Evaluating the performance of the optical surface imaging systems
Optical surface imaging systems like AlignRT and the Varian Optical Surface Monitoring System (OSMS) are often used for monitoring patients during frameless stereotactic radiosurgery (SRS). This type of radiotherapy procedure demands sub-millimeter accuracy from the system in order to verify that the patient is within allowable treatment margins during treatment. Optical surface imaging systems are known to exhibit spatial drift during warm-up of the equipment. We investigated the spatial drift of the OSMS system, and our work shows that different warm-up scenarios produce different spatial drift behavior. As a result of this work, we know how to eliminate spatial drift so that it can be used for frameless SRS.

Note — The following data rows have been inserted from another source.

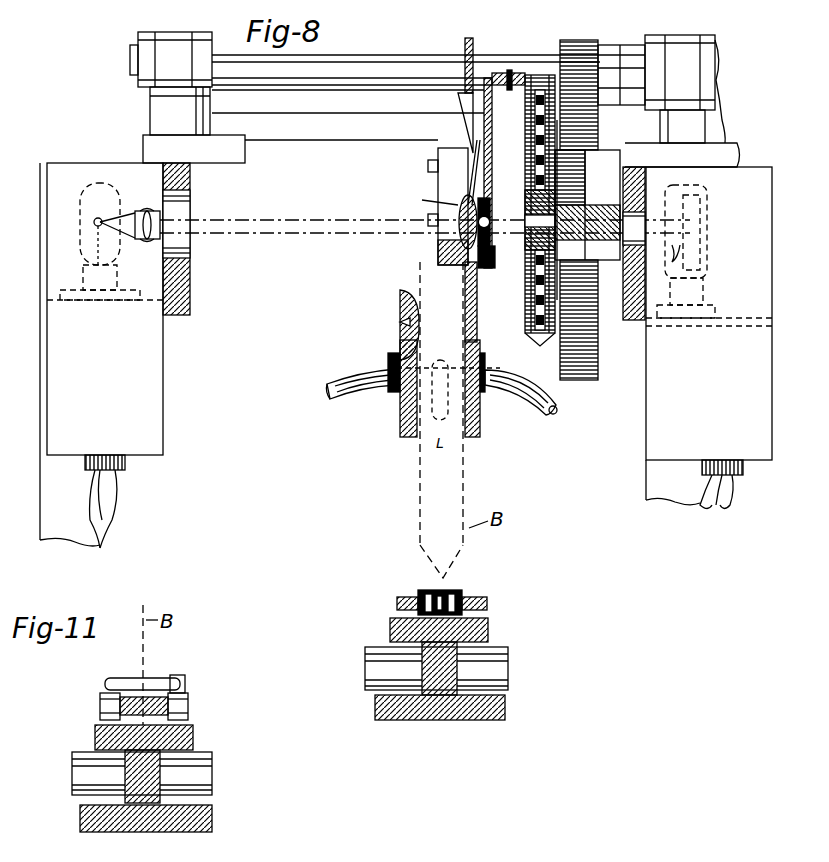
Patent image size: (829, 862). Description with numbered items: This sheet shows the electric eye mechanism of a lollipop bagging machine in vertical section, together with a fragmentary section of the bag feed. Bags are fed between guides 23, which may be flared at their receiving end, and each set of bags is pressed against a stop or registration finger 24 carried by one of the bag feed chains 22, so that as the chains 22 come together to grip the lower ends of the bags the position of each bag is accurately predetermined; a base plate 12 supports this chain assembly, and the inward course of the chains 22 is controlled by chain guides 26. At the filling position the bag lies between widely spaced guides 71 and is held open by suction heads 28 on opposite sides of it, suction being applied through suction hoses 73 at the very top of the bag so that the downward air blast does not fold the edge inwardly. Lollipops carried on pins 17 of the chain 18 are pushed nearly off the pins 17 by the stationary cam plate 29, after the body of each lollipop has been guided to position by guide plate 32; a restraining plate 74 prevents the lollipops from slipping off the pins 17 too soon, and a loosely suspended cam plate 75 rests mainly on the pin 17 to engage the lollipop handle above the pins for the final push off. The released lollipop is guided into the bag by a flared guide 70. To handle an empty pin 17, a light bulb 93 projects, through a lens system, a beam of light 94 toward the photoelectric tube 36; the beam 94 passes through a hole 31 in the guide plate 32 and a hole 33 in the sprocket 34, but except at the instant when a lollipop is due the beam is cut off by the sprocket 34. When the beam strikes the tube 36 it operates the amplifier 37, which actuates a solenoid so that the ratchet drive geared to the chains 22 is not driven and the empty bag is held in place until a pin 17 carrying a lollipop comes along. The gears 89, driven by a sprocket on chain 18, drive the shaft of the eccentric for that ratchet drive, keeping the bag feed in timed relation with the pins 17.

In FIG. 8, the bags 12 is at (380, 597).
In FIG. 8, the pin 17 is at (506, 73).
In FIG. 8, the chain 18 is at (540, 75).
In FIG. 8, the chains 22 is at (431, 591).
In FIG. 11, the chains 22 is at (100, 705).
In FIG. 11, the guides 23 is at (100, 715).
In FIG. 11, the stop finger 24 is at (156, 686).
In FIG. 8, the chain guides 26 is at (398, 600).
In FIG. 8, the suction heads 28 is at (482, 355).
In FIG. 8, the stationary cam plate 29 is at (492, 108).
In FIG. 8, the hole 31 is at (492, 218).
In FIG. 8, the guide plate 32 is at (484, 268).
In FIG. 8, the hole 33 is at (516, 243).
In FIG. 8, the sprocket 34 is at (538, 186).
In FIG. 8, the photoelectric tube 36 is at (708, 205).
In FIG. 8, the amplifier 37 is at (748, 462).
In FIG. 8, the flared guide 70 is at (413, 296).
In FIG. 8, the guides 71 is at (403, 430).
In FIG. 8, the suction hoses 73 is at (361, 368).
In FIG. 8, the restraining plate 74 is at (465, 47).
In FIG. 8, the cam plate 75 is at (511, 70).
In FIG. 8, the gears 89 is at (600, 108).
In FIG. 8, the light bulb 93 is at (107, 176).
In FIG. 8, the beam of light 94 is at (288, 224).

Implementation of the validation testing in MPPG 5.a
The AAPM Medical Physics Practice Guideline (MPPG) 5.a provides concise guidance on the commissioning and QA of beam modeling and dose calculation in radiotherapy treatment planning systems. We worked with physicists at multiple institutions to create a common set of treatment fields and analysis tools to deliver and analyze the validation tests in MPPG 5.a. This included the development of a novel, open-source software tool to compare scanning water tank measurements to 3D DICOM-RT Dose distributions. Dose calculation algorithms in both Pinnacle and Eclipse were tested with MPPG 5.a to validate the modeling of Varian TrueBeam linear accelerators. The validation process resulted in more than 200 water tank scans and more than 50 point measurements per institution, each of which was compared to a dose calculation from the institution’s treatment planning system (TPS). We found the use of MPPG 5.a to be a valuable resource during the commissioning process. We reported our findings in JACMP and have made our tools available to the wider physics community.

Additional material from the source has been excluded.